With the recent advances in high-throughput genotyping techniques, it is now possible to perform whole-genome association studies to fine map causal polymorphisms underlying important traits that influence susceptibility to human diseases and efficacy of drugs. Once a genome scan is completed the results can be sorted by the association statistic value. What is the probability that true positives will be encountered among the first most associated markers? When a particular polymorphism is found associated with the trait, there is a chance that it represents either a "true" or a "false" association (TA vs. FA). Setting appropriate significance thresholds has been considered to provide assurance of sufficient odds that the associations found to be significant are genuine. However, the problem with genome scans involving thousands of markers is that the statistic values of FAs can reach quite extreme magnitudes. In such situations, the distributions corresponding to TAs and the most extreme FAs become comparable and significance thresholds tend to penalize TAs and FAs in a similar fashion. When sorting between true and false associations, the "typical" place (i.e., rank) of TAs among the most significant outcomes becomes important, ordered by the association statistic value. The distribution of ranks that we study here allows calculation of several useful quantities. In particular, it gives the number of most significant markers needed for a follow-up study to guarantee that a true association is included with certain probability. This can be calculated conditionally on having applied a multiple-testing correction. Effects of multilocus (e.g., haplotype association) tests and impact of linkage disequilibrium on the distribution of ranks associated with TAs are evaluated and can be taken into account.

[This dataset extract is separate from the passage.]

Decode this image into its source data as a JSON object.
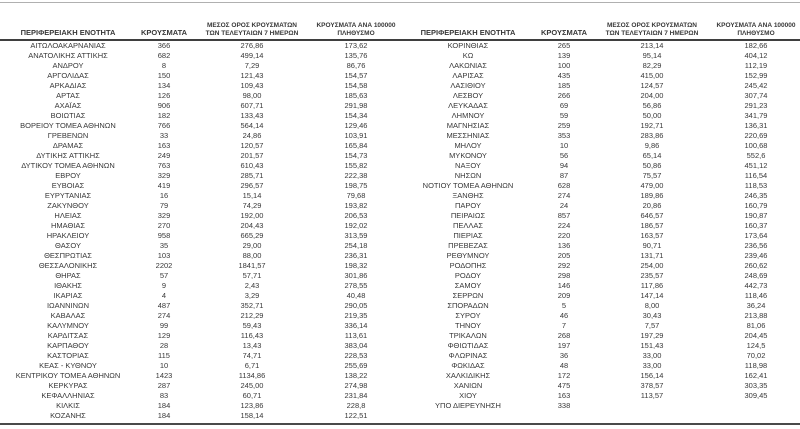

随着高通量基因分型技术的最新进展,现在有可能进行全基因组关联研究,以精细定位影响人类疾病易感性和药物疗效的重要性状背后的因果多态性。一旦完成基因组扫描,结果就可以按关联统计值进行排序。在最先出现的最相关标记中遇到真阳性的概率是多少?当发现特定的多态性与该性状相关时,它有可能代表“真”关联或“假”关联(真关联与假关联)。设定适当的显著性阈值被认为可以确保有足够的几率表明被发现具有显著性的关联是真实的。然而,涉及数千个标记的基因组扫描的问题在于,假关联的统计值可能会达到相当极端的程度。在这种情况下,真关联和最极端假关联对应的分布变得可比,显著性阈值往往会以类似的方式惩罚真关联和假关联。在区分真关联和假关联时,按关联统计值排序,真关联在最显著结果中的“典型”位置(即排名)就变得很重要。我们在此研究的排名分布允许计算几个有用的量。特别是,它给出了后续研究为保证以一定概率包含真关联所需的最显著标记的数量。这可以在应用多重检验校正的条件下进行计算。评估多位点(例如单倍型关联)检验的效果以及连锁不平衡对与真关联相关的排名分布的影响,并可以将其考虑在内。